Le nuage qui voulait être un mouton
Tout là-haut dans le ciel du soir, un petit nuage regardait le pré.
En bas, les moutons rentraient doucement vers leur coin d'herbe tendre, les uns contre les autres, ronds et blancs et moelleux. De là-haut, on aurait dit un gros tas de nuages posé par terre.
Le petit nuage soupira.
— Eux, au moins, ils dorment ensemble. Moi, je dors tout seul entre deux étoiles, et le vent me pousse toute la nuit.
Alors il prit une grande décision de nuage : ce soir, il descendrait dormir avec les moutons.
Il se laissa glisser le long d'un rayon de lune, doucement, doucement, et se posa au beau milieu du troupeau, sans faire plus de bruit qu'un flocon.

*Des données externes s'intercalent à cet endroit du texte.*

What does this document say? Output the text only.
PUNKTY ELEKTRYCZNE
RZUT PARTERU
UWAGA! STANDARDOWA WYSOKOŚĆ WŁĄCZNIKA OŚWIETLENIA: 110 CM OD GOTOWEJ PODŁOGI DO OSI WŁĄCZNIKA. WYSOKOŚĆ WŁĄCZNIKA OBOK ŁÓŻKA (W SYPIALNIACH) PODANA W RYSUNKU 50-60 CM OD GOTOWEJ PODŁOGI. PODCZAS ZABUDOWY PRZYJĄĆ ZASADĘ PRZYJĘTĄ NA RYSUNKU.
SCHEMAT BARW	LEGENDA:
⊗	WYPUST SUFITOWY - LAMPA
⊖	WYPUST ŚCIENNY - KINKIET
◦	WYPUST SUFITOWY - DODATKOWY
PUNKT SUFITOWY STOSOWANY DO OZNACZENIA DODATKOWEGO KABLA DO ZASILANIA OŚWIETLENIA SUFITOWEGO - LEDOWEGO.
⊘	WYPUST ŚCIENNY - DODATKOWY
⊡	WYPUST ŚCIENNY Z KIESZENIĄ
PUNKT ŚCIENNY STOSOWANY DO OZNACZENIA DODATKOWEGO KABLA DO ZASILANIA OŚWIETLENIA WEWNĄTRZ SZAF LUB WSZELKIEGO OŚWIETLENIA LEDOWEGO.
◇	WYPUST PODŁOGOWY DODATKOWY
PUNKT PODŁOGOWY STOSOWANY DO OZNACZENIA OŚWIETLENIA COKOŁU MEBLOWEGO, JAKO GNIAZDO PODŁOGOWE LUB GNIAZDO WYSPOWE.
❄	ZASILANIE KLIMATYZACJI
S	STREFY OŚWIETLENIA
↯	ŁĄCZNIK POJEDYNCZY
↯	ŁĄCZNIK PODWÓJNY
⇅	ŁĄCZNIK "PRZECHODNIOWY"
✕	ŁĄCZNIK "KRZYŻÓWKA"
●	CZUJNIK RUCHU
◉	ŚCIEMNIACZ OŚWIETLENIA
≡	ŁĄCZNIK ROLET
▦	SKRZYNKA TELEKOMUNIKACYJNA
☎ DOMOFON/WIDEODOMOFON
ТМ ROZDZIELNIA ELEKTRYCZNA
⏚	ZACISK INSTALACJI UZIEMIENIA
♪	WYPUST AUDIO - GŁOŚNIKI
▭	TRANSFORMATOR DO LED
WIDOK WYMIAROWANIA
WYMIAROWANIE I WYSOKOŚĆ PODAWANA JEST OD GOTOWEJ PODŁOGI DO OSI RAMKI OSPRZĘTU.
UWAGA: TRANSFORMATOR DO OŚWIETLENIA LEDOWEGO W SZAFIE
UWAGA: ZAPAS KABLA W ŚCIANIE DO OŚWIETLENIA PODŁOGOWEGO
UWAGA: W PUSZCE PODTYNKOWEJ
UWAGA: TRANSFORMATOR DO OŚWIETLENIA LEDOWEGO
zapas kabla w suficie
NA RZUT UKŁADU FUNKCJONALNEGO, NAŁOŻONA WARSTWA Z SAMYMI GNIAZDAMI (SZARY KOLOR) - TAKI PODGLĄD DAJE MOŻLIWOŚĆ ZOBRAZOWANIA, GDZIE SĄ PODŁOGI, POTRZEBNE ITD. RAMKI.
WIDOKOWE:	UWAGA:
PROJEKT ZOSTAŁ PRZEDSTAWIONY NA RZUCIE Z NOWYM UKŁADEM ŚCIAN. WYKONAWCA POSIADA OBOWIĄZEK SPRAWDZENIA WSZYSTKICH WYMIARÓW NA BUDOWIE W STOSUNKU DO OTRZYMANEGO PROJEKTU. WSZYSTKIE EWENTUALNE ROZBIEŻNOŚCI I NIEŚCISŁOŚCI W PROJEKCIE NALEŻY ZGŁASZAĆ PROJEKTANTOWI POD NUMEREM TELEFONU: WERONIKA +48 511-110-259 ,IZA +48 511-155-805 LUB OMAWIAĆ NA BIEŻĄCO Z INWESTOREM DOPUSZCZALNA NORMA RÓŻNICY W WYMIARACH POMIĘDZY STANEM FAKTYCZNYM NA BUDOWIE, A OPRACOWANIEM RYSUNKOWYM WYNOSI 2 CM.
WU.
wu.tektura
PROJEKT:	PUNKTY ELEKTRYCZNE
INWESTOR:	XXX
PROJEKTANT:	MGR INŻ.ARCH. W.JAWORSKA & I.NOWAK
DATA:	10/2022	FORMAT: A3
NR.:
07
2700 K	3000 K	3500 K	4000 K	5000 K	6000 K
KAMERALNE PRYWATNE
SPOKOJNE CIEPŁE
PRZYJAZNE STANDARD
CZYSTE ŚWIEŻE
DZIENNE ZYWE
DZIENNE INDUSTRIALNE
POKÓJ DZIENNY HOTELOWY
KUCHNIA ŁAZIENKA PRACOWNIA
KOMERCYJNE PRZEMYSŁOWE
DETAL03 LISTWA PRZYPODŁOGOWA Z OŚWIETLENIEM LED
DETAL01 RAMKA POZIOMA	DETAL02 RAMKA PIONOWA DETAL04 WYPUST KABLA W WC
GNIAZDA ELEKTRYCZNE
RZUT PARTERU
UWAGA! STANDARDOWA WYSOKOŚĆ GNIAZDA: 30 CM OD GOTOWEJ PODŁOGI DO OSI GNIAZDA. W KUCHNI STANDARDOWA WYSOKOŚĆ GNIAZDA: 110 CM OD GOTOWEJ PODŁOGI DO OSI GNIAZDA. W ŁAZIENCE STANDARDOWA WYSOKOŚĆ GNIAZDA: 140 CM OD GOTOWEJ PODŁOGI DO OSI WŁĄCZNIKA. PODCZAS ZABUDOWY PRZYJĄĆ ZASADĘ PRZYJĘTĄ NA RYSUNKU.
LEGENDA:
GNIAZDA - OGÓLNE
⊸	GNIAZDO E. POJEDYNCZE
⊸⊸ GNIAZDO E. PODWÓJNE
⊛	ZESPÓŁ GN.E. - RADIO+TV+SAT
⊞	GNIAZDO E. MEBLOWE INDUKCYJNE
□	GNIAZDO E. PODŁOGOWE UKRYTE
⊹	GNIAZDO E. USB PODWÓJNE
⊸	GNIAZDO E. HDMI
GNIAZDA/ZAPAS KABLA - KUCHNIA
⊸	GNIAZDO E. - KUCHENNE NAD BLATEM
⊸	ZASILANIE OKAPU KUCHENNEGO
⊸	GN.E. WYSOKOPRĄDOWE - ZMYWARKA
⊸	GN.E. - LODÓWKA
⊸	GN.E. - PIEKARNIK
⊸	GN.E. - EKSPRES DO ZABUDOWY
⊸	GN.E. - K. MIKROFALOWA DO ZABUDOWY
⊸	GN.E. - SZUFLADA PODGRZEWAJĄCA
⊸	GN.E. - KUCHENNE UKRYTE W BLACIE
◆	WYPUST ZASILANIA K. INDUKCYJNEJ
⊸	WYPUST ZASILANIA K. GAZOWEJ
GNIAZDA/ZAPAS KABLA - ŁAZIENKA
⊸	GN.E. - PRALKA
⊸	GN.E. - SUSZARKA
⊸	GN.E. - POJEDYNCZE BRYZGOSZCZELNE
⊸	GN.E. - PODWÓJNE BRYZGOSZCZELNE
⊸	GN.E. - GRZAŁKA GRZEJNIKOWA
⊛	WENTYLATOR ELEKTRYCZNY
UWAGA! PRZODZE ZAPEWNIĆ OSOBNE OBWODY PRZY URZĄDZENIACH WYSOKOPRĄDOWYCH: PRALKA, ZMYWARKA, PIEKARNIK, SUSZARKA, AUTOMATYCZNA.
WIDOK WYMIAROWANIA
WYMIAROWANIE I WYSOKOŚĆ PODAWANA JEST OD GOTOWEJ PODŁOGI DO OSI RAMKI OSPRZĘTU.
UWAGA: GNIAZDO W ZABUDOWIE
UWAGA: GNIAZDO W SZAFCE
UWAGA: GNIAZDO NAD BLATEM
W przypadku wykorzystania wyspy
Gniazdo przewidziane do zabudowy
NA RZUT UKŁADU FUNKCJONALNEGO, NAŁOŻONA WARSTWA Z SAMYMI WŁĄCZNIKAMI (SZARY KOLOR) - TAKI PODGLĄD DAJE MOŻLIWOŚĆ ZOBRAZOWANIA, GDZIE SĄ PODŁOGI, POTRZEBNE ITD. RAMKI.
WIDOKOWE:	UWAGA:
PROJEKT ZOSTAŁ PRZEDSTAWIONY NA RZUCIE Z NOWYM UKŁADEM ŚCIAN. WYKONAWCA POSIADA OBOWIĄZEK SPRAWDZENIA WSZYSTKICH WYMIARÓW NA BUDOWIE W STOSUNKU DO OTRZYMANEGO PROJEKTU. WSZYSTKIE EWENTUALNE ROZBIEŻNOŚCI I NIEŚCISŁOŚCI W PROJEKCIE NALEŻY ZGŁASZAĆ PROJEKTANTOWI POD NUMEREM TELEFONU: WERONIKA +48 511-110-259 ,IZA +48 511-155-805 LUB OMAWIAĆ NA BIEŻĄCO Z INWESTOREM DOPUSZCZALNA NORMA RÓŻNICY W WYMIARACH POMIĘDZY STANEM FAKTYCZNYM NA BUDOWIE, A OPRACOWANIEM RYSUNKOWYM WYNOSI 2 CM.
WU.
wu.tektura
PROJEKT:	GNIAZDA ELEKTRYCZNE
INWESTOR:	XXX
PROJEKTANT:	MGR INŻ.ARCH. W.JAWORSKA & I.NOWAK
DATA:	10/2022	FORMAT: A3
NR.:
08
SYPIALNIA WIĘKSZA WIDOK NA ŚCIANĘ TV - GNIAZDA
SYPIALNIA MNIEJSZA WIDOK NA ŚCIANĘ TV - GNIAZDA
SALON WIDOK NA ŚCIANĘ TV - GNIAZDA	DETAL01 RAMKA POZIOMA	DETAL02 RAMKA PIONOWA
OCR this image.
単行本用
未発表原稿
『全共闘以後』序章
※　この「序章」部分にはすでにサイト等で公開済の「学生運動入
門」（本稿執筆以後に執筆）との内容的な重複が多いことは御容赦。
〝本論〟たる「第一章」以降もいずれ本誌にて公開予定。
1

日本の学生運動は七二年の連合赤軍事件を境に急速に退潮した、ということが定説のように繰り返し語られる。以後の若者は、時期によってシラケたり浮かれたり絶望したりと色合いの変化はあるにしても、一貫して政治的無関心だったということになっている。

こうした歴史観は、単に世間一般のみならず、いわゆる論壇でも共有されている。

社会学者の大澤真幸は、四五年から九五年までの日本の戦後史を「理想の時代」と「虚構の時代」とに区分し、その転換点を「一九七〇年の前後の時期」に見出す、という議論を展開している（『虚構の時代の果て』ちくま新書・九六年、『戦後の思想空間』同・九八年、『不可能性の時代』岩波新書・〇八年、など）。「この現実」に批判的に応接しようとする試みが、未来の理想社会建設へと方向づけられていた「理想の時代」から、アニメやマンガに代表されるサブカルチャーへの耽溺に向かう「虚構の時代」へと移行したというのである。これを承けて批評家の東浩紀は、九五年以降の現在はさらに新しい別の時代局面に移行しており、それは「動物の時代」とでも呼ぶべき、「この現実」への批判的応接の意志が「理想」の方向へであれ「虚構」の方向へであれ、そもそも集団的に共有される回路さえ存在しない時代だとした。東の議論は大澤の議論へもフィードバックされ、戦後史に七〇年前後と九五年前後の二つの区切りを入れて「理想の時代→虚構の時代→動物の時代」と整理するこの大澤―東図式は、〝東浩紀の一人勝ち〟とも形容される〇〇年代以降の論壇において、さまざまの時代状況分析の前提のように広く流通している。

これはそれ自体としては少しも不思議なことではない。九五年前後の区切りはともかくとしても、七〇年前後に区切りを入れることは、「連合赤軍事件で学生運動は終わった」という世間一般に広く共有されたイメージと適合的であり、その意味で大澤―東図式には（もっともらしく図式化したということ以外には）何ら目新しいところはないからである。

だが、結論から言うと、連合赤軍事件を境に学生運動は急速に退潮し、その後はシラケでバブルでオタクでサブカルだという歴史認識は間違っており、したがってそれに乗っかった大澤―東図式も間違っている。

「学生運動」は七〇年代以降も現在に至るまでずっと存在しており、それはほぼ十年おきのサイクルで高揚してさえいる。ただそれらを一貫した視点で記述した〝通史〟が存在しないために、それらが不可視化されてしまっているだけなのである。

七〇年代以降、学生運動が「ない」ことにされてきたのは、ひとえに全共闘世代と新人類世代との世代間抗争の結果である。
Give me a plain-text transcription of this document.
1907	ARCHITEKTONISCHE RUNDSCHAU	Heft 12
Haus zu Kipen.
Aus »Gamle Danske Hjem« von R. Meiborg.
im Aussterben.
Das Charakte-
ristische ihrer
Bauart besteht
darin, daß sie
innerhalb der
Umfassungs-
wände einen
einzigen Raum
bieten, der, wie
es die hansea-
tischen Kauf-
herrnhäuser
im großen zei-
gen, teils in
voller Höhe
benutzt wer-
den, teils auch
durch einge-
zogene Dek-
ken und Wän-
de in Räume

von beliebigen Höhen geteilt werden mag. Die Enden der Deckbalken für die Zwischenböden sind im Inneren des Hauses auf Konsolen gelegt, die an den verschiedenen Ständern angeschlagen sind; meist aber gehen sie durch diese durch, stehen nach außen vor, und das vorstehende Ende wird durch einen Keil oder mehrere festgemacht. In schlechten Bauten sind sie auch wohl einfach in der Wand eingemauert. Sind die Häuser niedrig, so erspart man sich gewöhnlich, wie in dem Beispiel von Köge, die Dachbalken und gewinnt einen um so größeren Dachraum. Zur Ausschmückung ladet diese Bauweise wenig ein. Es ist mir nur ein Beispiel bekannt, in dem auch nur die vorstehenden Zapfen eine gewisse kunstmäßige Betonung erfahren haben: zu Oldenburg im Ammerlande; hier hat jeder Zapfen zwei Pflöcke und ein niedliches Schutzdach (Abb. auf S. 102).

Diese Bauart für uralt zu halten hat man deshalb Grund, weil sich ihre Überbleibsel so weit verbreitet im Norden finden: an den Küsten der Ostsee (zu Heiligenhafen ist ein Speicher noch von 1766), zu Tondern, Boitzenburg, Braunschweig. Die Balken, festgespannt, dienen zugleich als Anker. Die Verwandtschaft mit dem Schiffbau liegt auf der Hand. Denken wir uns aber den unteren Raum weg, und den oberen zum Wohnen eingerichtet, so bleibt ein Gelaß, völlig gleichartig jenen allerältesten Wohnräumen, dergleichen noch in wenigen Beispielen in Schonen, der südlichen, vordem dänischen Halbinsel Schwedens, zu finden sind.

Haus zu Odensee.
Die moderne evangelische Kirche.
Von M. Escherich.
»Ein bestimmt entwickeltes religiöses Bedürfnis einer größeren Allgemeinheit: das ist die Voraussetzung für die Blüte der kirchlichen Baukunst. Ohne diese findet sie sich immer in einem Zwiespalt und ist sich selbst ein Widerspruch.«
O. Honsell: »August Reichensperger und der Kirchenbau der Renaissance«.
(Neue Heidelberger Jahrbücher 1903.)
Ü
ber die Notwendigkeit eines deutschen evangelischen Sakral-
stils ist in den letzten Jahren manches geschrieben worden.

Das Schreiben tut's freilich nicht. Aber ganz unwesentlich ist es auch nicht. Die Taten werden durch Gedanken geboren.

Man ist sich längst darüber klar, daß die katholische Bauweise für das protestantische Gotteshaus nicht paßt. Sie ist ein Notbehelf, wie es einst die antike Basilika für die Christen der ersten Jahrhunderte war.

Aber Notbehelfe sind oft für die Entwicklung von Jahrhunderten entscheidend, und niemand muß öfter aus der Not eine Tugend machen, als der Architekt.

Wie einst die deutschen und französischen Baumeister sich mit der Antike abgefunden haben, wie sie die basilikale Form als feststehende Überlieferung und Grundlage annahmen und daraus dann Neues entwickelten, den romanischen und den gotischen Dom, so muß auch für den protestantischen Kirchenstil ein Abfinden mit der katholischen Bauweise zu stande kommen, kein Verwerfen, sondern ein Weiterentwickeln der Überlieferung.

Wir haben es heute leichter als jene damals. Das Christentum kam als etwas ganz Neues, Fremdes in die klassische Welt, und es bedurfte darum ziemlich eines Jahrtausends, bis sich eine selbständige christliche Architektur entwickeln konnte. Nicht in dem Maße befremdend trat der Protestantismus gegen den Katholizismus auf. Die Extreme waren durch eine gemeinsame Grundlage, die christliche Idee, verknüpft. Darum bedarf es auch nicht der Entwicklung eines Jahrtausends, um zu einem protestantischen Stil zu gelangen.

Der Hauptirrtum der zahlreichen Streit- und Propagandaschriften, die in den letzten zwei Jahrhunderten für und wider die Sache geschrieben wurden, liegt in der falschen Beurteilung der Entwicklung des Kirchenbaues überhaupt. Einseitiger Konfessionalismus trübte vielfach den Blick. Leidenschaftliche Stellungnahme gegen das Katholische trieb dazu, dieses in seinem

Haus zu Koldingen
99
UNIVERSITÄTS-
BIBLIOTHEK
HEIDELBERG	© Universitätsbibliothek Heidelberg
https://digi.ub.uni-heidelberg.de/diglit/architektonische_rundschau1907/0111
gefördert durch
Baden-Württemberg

C'est la vieille brebis Berthe qui le remarqua la première. Elle ouvrit un œil, le renifla, et déclara :
— Tiens donc. Un cousin.
— Un cousin ? s'étonna le petit nuage.
— Bien sûr, dit Berthe. Tout blanc, tout frisé, tout rond. Tu es un mouton, ça se voit comme le nez au milieu du museau. Un mouton un peu pâlot, peut-être. On t'a tondu trop court ?
Le petit nuage n'osa pas la contredire. Ça lui faisait tellement plaisir, d'être un cousin.
Le petit agneau Flocon s'approcha en sautillant. Il donna un coup de museau amical dans le ventre du nuage... et son museau passa au travers, dans un petit brouillard frais.
— Oh là là, dit Flocon. Cousin, tu es drôlement léger. Tu n'as pas assez mangé d'herbe, c'est sûr.
— C'est sûr, dit Berthe. Regardez-moi ça. Même pas le poids d'une chaussette.
Tout le troupeau hocha la tête d'un air très sérieux. Un cousin si léger, ça ne pouvait pas rester comme ça. On lui apporta les meilleurs brins d'herbe. Le nuage fit semblant de mâcher, poliment, en faisant « miam » avec sa voix de brume.
— Il ne grossit pas, remarqua Flocon, un peu inquiet.
— C'est qu'il lui faut du sommeil, décida Berthe. L'herbe, ça nourrit, mais c'est le dodo qui rend les moutons bien ronds. Allez, tout le monde en boule. Le cousin dort au milieu, là où il fait le plus chaud.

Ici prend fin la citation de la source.